By Matt Welch
Americans' desires for a third political party are as high as they have been in seven years*. Fifty-eight percent of Americans believe a third major political party is needed because the Republican and Democratic Parties do a poor job of representing the American people. That is a significant increase from 2008 and ties the high Gallup has recorded for this measure since 2003.*
Though the rise in support for a third party could be linked to the Tea Party movement, Tea Party supporters are just about average in terms of wanting to see a third party created. Sixty-two percent of those who describe themselves as Tea Party supporters would like a third major party formed, but so do 59% of those who are neutral toward the Tea Party movement. Tea Party opponents are somewhat less likely to see the need for a third party.
The desire for a third party is fairly similar across ideological groups, with 61% of liberals, 60% of moderates, and 54% of conservatives believing a third major party is needed. That is a narrower gap than Gallup has found in the past; conservatives have typically been far less likely than liberals and moderates to support the creation of a third party.
Independents, as might be expected given their lack of primary allegiance to either of the two major parties, express a greater degree of support (74%) for a third party than do Republicans (47%) and Democrats (45%).
* I was puzzled why Americans were so pissed off in 2003, and clicking through the trend data [pdf] I see that Gallup seems to be misstating its results–the 58% number was previously matched in July 2007, while in October 2003 third-party sentiment was at 40 percent.
Link via Instapundit. As Nick Gillespie and I argue in the forthcoming book The Declaration of Independents, more and more Americans are realizing that the pendulum of two-party politics has put us in a Poe-like pit. Meanwhile, both parties (and their legions of sycophants in the commentariat) confuses each new swing in the other direction as either the harbinger of a "permanent governing majority" or an occasion to write off the voting public as irredeemably insane.
UPDATE: Some more interesting independent-polling flagged by The Wall Street Journal shows indies planning to vote GOP in the mid-terms despite not liking the party very much, and stressing an agenda of heavy fiscal libertarianism. Excerpt:
A new comprehensive national survey shows that independent voters—who voted for Barack Obama by a 52%-to-44% margin in the 2008 presidential election—are now moving strongly in the direction of the Republican Party.

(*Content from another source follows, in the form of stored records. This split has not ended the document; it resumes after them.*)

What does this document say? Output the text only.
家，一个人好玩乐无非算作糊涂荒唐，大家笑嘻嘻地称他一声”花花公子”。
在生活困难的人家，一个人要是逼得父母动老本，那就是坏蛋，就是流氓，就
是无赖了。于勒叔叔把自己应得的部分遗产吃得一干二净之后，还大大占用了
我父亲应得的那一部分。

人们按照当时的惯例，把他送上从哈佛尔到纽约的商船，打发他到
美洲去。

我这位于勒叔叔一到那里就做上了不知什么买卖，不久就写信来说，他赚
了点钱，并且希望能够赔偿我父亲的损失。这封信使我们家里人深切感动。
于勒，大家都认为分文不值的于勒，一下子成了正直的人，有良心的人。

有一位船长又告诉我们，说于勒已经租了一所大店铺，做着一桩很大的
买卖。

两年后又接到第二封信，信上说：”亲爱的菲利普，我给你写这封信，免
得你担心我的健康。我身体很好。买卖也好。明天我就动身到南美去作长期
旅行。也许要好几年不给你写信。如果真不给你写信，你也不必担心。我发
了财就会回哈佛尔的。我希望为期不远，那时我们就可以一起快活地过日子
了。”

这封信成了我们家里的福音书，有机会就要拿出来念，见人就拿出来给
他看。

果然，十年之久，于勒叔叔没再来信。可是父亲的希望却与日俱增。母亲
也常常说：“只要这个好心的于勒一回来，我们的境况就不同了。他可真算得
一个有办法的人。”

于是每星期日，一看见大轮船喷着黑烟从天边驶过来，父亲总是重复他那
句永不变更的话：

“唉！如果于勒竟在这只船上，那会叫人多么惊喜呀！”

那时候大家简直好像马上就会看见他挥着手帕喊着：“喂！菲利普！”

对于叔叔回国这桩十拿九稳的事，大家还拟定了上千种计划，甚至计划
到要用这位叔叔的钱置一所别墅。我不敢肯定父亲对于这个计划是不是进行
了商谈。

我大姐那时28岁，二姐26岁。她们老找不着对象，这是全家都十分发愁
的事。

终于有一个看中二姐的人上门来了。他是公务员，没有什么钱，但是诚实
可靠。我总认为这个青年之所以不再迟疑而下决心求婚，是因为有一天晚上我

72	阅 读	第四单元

Today, independents say they lean more toward the Republican Party than the Democratic Party, 50% to 25%, and that the Republican Party is closer to their views by 52% to 30%. This movement comes in spite of independents' generally negative views of the GOP—a majority of independents (54%) view the Republicans unfavorably, compared to 39% who have a favorable impression. (The poll also revealed that 48% of independents were either "sympathetic to or supporters of the tea party.")
Yet Republicans still have a 14-point lead overall among independents who say they intend to vote in the upcoming congressional elections (37% to 23%). Forty percent remain undecided.
[I]ndependents made clear in the survey what they want candidates to do: Decrease the size and scope of government, cut spending and taxes, balance the budget, reduce the federal debt, reduce the power of special interests and unions, repeal and replace the health-care legislation, and decrease partisanship. The survey also showed that independents believe they aren't getting any of this from the current representatives in Washington.
Independents see both parties as big spenders and taxers—only they view the Democrats as worse. When asked what they like most about the GOP, only 9% cite that it will cut spending and taxes. Fourteen percent of independents who were originally Republicans say they left the party because they felt the Republicans spent too much.